Everything seemed so good that I decided to take the Bible to the priest. I had already begun to talk about the Bible and the priest knew about it before I saw him. The people in our town had seen me many times in processions and religious parades; so the radical change was the subject for much talk. When I visited the priest in the church he first offered me a cigarette and a picture of a saint, both of which I refused. He began telling me about his recent visit to Rome where he saw the absolute holiness in the face and hands of the pope.
Then he started to reprimand me severely for studying the Bible, to which I replied that I believed no man’s word, only the Bible, the Word of God.

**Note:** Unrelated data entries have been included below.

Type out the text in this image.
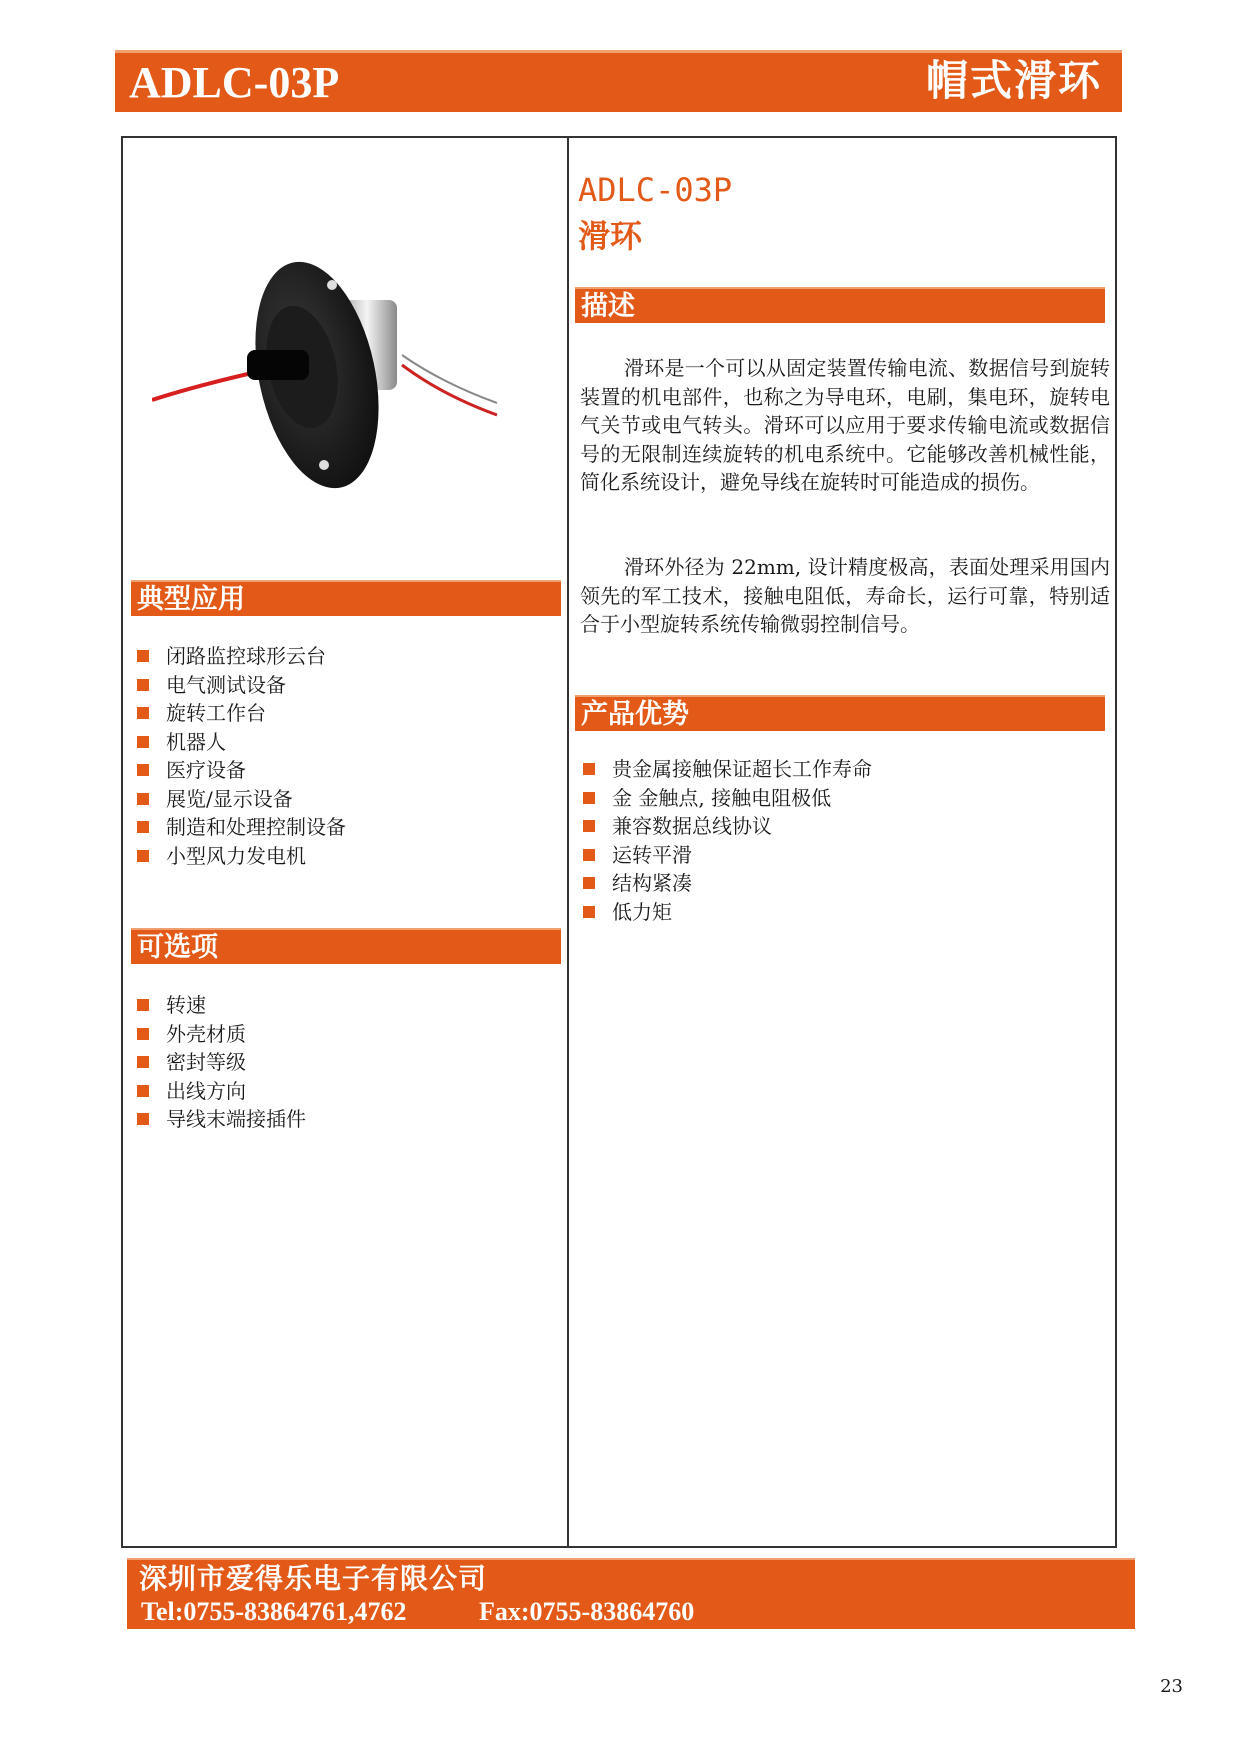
ADLC-03P	帽式滑环
典型应用
闭路监控球形云台
电气测试设备
旋转工作台
机器人
医疗设备
展览/显示设备
制造和处理控制设备
小型风力发电机
可选项
转速
外壳材质
密封等级
出线方向
导线末端接插件
ADLC-03P
滑环
描述

滑环是一个可以从固定装置传输电流、数据信号到旋转装置的机电部件，也称之为导电环，电刷，集电环，旋转电气关节或电气转头。滑环可以应用于要求传输电流或数据信号的无限制连续旋转的机电系统中。它能够改善机械性能，简化系统设计，避免导线在旋转时可能造成的损伤。

滑环外径为 22mm, 设计精度极高，表面处理采用国内领先的军工技术，接触电阻低，寿命长，运行可靠，特别适合于小型旋转系统传输微弱控制信号。

产品优势
贵金属接触保证超长工作寿命
金 金触点, 接触电阻极低
兼容数据总线协议
运转平滑
结构紧凑
低力矩
深圳市爱得乐电子有限公司
Tel:0755-83864761,4762	Fax:0755-83864760
23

He then said: “So you think that the Catholic Church is the harlot of the Revelation?” As I indicated she was close to it he became very angry and ended our conversation.
He then published a smearing article in his church magazine against those people who are always selling Bibles in the street and he labeled such as in contrast to ‘doctors of divinity,’ ‘doctors of coffee.’ Since then this same priest has read some of the Watch Tower publications, but there is no evidence of his believing them. Not long ago I presented him with the book “Equipped for Every Good Work” and Evolution versus The New World. I told him Armageddon was at the door. He said he was convinced of his religion the same as I was of mine.
Today my wife and I and two children are publishers of the good news. I pray Jehovah will help us to be faithful to the end.
I will hear what God Jehovah will speak; for he will speak peace unto his people, and to his saints: but let them not turn again to folly. Surely his salvation is nigh them that fear him, that glory may dwell in our land.—Ps. 85:8, 9, AS.